C’est en tous points ce à quoi on pouvait s’attendre d’un SUV Aston. Exception faite, peut-être, de cette trop proéminente queue de canard sauce Vantage. Surtout de profil. De profil toujours, si vous trouvez qu’il y a trop d’espace entre les roues et les arches, ce n’est pas l’avis de Miles Nurnburger, patron du style de la marque : « Nous avons passé beaucoup de temps dans notre zone d’observation extérieure à le monter et le baisser. C’est assez intéressant. Plus vous baissez, plus ça respire la sportivité.
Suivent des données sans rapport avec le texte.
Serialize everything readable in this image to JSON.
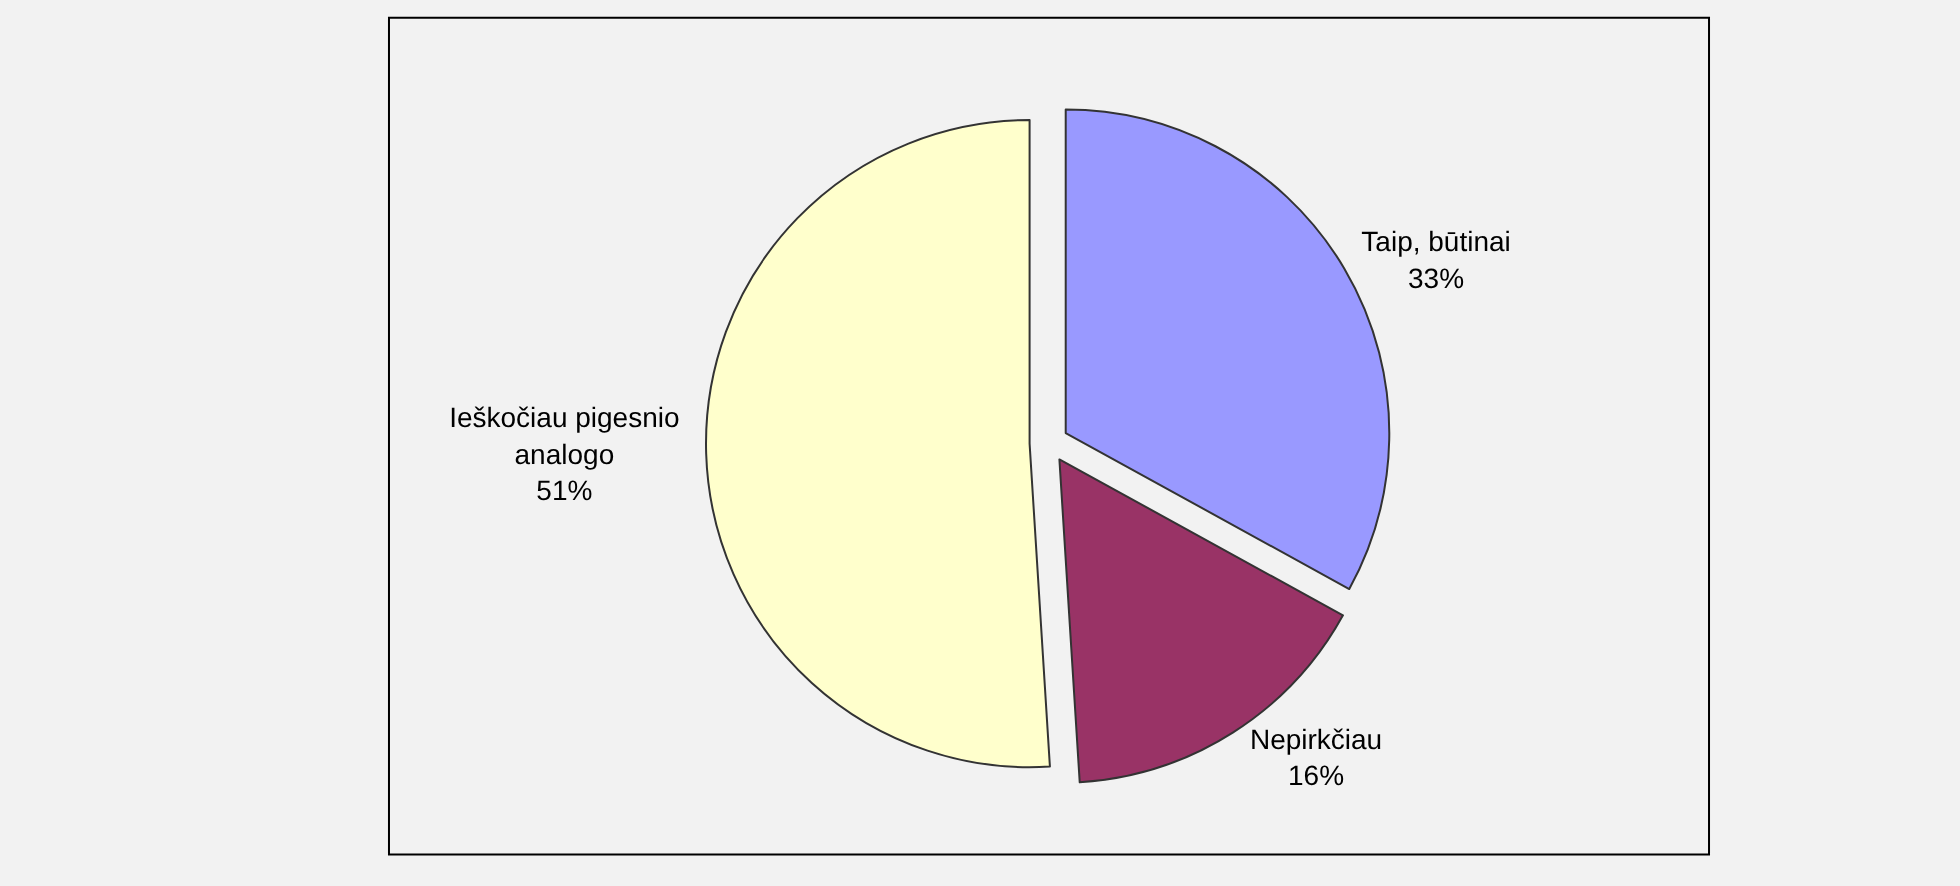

Plus vous montez, plus il est évident qu’il s’agit d’un tout-chemin. Mais il y a un moment où vous obtenez le bon compromis avec cette élégance. Nous avons investi beaucoup d’énergie dans cette voiture, beaucoup plus que dans toutes les autres. »
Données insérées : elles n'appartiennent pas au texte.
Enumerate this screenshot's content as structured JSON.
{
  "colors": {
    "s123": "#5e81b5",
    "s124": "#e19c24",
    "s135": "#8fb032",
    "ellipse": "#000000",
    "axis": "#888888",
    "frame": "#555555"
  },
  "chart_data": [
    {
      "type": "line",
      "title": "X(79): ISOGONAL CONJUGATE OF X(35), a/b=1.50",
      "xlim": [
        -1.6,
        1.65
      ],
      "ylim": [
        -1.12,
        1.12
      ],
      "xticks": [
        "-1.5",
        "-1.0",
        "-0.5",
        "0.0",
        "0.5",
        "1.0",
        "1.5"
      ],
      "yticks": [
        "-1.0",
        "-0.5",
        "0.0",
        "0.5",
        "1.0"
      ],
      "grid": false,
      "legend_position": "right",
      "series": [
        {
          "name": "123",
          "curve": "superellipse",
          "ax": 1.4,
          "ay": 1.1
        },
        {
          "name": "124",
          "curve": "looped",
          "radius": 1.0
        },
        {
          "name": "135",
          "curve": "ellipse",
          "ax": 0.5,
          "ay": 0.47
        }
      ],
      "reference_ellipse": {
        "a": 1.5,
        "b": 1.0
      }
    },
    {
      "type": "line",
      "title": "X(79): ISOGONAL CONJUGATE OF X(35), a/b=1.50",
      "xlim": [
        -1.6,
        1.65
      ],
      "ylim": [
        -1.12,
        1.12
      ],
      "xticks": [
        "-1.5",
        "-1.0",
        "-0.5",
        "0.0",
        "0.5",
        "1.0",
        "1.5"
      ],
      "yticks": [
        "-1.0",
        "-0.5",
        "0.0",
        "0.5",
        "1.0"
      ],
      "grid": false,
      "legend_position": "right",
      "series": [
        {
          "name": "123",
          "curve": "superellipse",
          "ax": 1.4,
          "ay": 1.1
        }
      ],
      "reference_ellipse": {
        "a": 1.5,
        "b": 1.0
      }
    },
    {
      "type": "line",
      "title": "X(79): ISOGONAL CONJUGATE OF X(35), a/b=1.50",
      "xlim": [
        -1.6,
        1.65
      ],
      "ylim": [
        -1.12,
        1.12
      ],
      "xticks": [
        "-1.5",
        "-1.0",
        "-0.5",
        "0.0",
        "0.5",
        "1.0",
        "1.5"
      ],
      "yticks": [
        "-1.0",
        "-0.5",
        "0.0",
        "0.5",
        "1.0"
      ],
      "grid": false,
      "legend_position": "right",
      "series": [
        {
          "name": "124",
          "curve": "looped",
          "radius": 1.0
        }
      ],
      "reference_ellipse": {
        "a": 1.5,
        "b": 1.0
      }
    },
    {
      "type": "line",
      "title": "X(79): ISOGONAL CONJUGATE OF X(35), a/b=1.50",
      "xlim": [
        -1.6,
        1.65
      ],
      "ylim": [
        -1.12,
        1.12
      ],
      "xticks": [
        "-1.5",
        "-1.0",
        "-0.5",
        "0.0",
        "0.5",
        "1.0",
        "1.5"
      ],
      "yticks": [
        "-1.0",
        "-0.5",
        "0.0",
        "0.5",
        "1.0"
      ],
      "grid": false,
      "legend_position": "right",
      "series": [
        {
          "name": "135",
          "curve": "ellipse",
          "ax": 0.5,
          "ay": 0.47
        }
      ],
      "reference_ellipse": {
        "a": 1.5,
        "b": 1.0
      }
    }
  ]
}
L’habitacle n’est pas en reste. Les sièges issus de la DB11 vous enveloppent, une console centrale flottante assez haute créé un cocon pour et conducteur et le passager (et de l’espace de rangement en dessous) et l’écran central fait passer ceux des DB11 et Vantage pour des écrans de Game Boy Color. Tout l’habitacle baigne dans une incroyable odeur de cuir tanné du Sahara et l’alcantara recouvre absolument tout au dessus de la ceinture de caisse, jusqu’au velum rétractable du toit panoramique.

Sur la console centrale se trouvent les boutons des habituels modes de conduite GT, Sport et Sport+, mais aussi les nouveaux Terrain et Terrain+ ainsi qu’un assistant de descente. Je ne sais pas si des clients seront assez inconscients pour aller s’aventurer en off-road dans un DBX posé sur du 22” mais Miles a son avis sur la question : « Il y en aura. Ce que vous attendez d’un SUV, c’est la possibilité de vous échapper, d’avoir la liberté d’aller où vous voulez. C’est important de permettre au client de le faire s’il en a envie. »
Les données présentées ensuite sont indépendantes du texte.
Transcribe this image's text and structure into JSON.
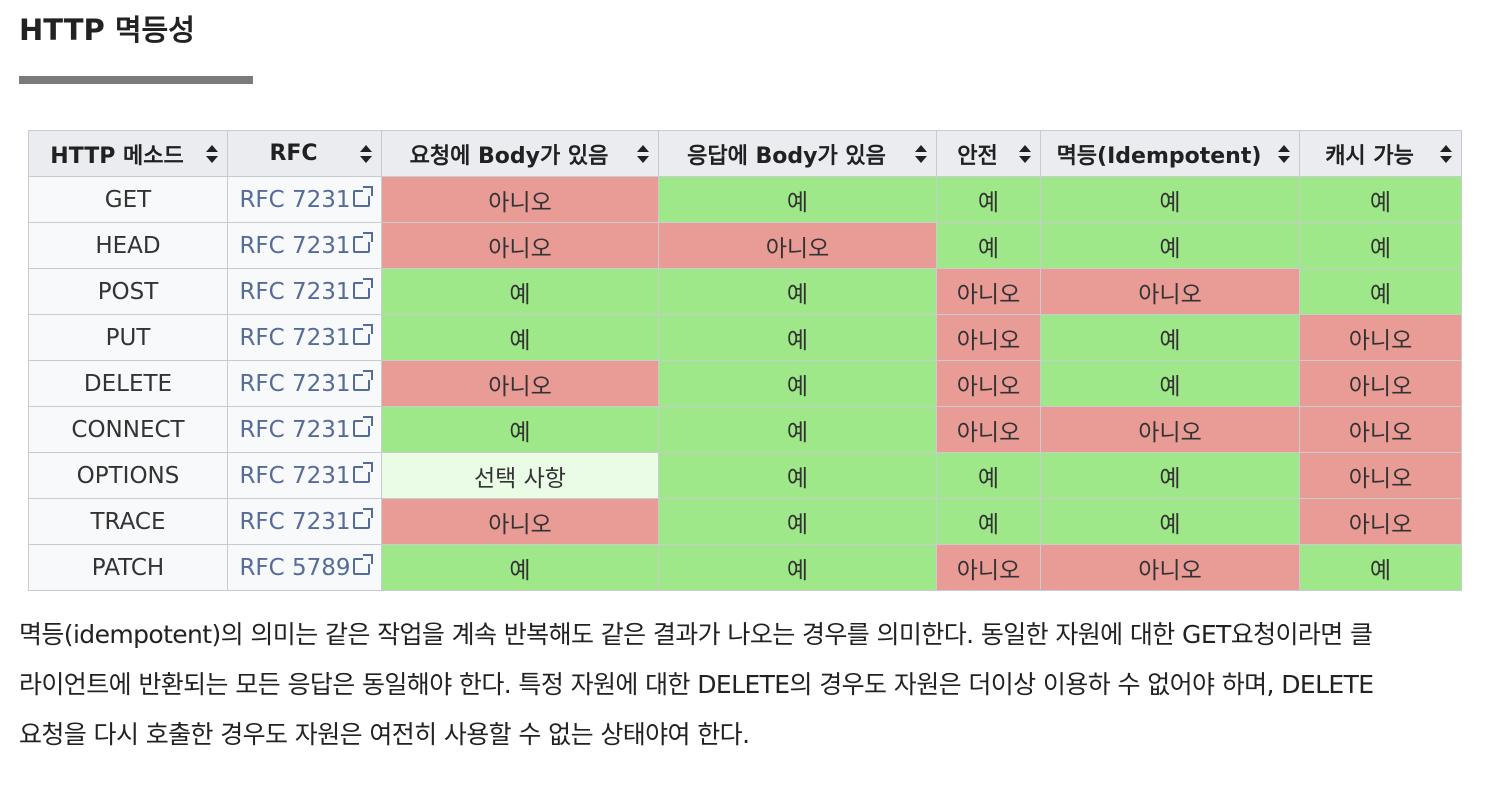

Et sur la route, comment sont gérés les 550ch et 700Nm de couple délivrés par ce V8 qui permet au DBX de passer de 0 à 100km/h en 4,5s. et d’atteindre 291km/h ? Pour commencer, il y a cette structure en aluminium collé, la même technique que celle utilisée pour les Aston de course. Cela offre une structure plus rigide et plus légère. Le DBX accuse 2245kg soit 45 de plus que l’Urus mais 150 de moins que le Bentayga. Y’a-t-il d’autre possibilités côté moteur ? Le V12 Aston passe mais il ne fait partie de la feuille de route… pour le moment. Même chose pour une éventuelle motorisation électrique. Possible à implémenter mais pour le moment, c’est Lagonda qui sera la figure de proue électrique d’Aston Martin.

Côté frein, pas de carbone-céramique mais du bon vieil acier. La suspension pneumatique de série permet de relever la voiture de 45mm en modes Terrain et Terrain+, ou de la baisser de15 mm en Sport et Sport+, de 30mm en vitesse de croisière sur autoroute et jusqu’à 50mm en mode Accès pour vous aider à entrer, sortir ou accéder au coffre. Et, tout comme les Bentayga et Urus, le DBX profite de suspensions adaptatives et d’un système anti-roulis 48V pour aider cet engin à lutter contre les lois de la physique en virant à plat.

Pour passer les 550ch au sol, le DBX compte sur une boîte auto 9 rapports et une transmission intégrale capable d’envoyer 100% de la puissance à l’arrière. Si vous avez vu la vidéo de ce gros bébé camouflé en train de jouer dans la boue sur une spéciale du Rallye du Pays de Galles, vous savez qu’il n’a pas peur de passer les virages à l’équerre. Et si vous ne l’avez pas vue, elle est ici ! Merci qui ?

Vous l’attendiez, le voilà (ou presque), le prix : 193500€… en Allemagne, le tarif français n’ayant toujours pas été officiellement révélé. Cher ? Mouais, presque raisonnable dans un monde où un Rolls Cullinan se vend près de 350000€ hors options.